— Пока нет.
— Так выясняйте, выясняйте же!
— Команды такой не было.
— А собственной сообразиловки что… не хватает? — Семёнов покрутил пальцем у виска. — На нуль всё сошло?
— Нет, не сошло.
— Тогда действуйте. Очертите круг людей, входящих в организацию, выясните фамилии, попробуйте добыть программу, не сидите сиднем! Действуйте! — Семёнов раздражённо стукнул кулаком по столу, на котором около письменного прибора стояла цинковая пластинка с прикреплёнными к ней самодельными ножками — изображение Ильича, читавшего газету «Правда», — это был подарок от типографских рабочих, письменный прибор не шелохнулся, а пластинка с изображением вождя подпрыгнула ногами вверх и завалилась набок. Семёнов недовольно шевельнул усами, погасил злой огонь, зажёгшийся в глазах, сказал: — В общем, не теряйте революционной бдительности! — отвернулся в сторону. Показалось, что за окном, в сиреневых кустах, защёлкал, запел соловей.
Но соловью петь было рано, соловьи будут заливаться, устраивать роскошные концерты в мае, во второй половине месяца, а пока в сиреневых кустах могут только вороны каркать. Когда он это понял, начсо в кабинете уже не было, ушёл беззвучно, словно не по скрипучему паркету передвигался, а по воздуху.

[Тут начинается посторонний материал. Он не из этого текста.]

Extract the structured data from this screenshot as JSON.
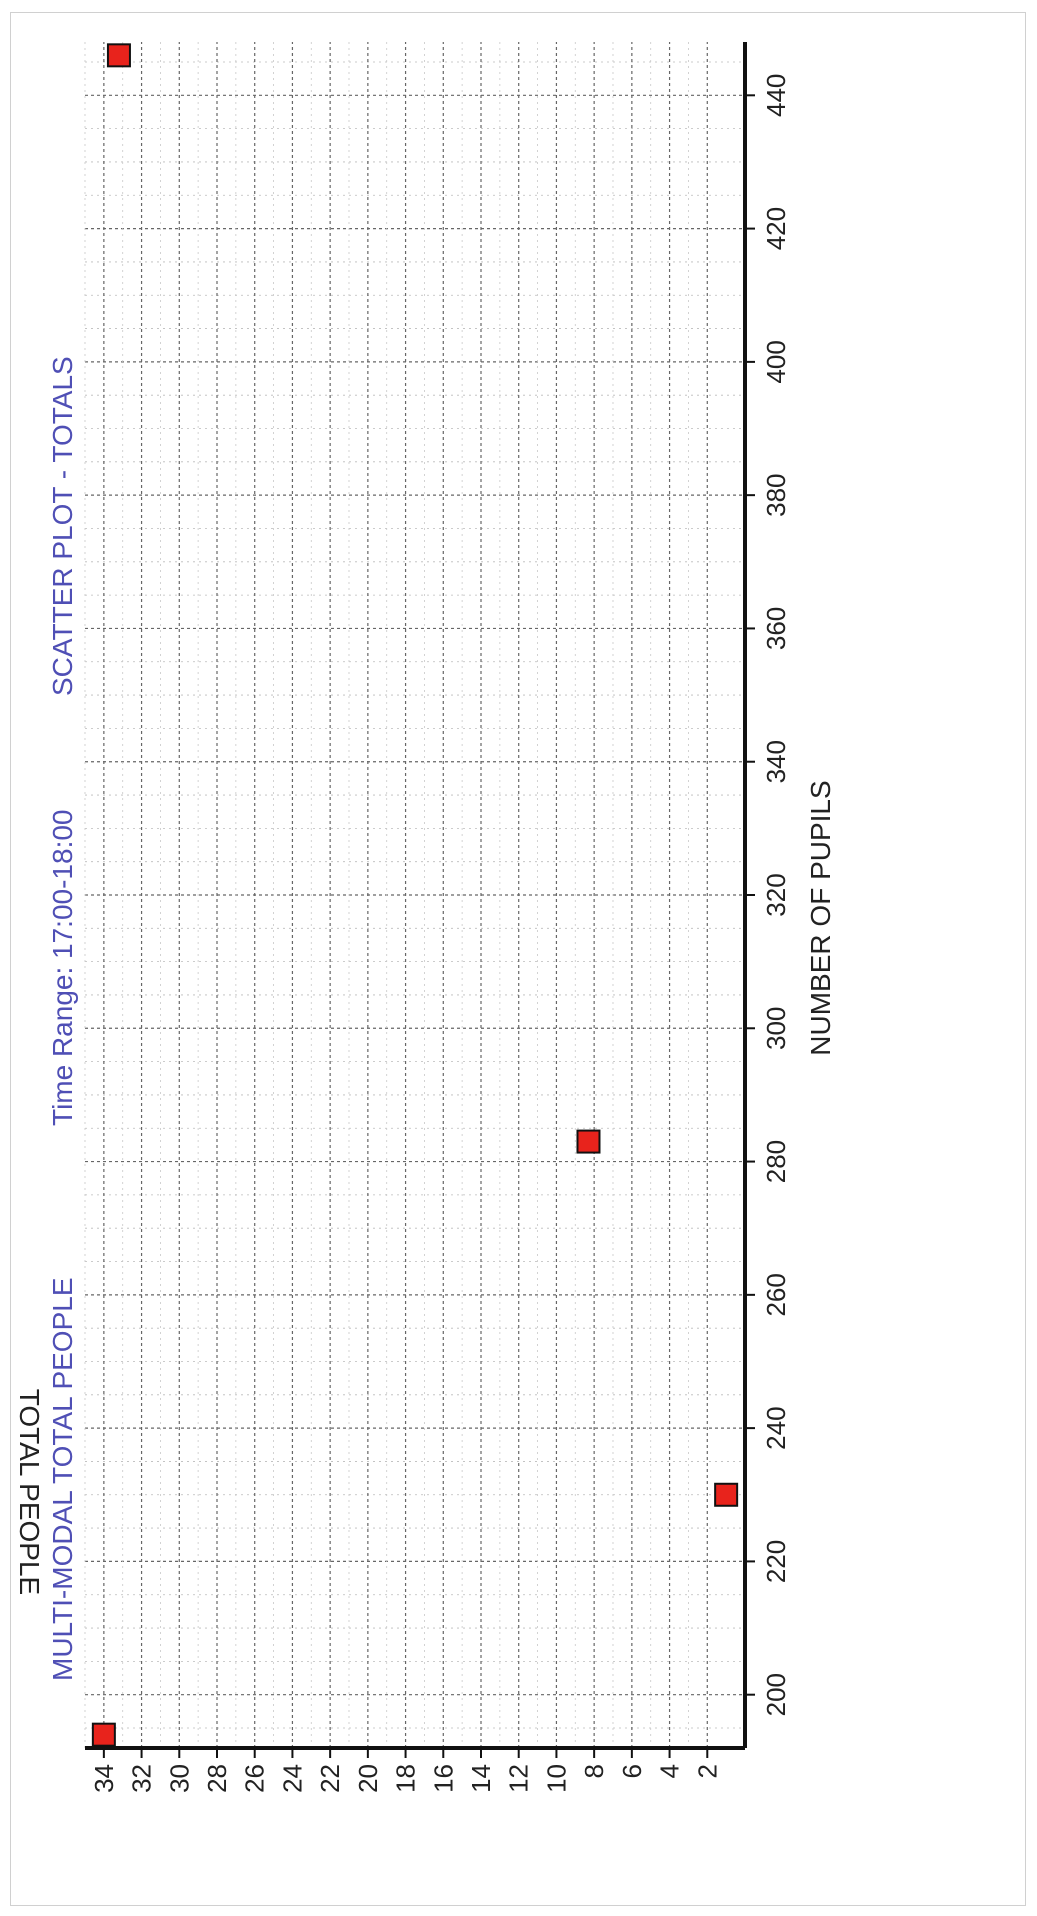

Конечно, организация, которую возглавляет этот профессоришко, — тьфу, козлиный помёт, насаженный на деревянную палочку, максимум, что может совершить эта так называемая контрреволюционная организация — запалить костёр из старых газет и пары дырявых галош где-нибудь во дворе старого дома, и всё, но Петроградской губчека надо обязательно раскрыть какую-нибудь крупную белогвардейскую структуру, показать Москве, что тут тоже могут работать, тоже сидит народ, не лыком шитый, а для этого нужно громкое дело, такое, чтобы все ахнули и затряслись мелкой дрожью.
Годится для этого «Петроградская боевая организация» или нет — вот вопрос… На него Семёнов пока не мог ответить.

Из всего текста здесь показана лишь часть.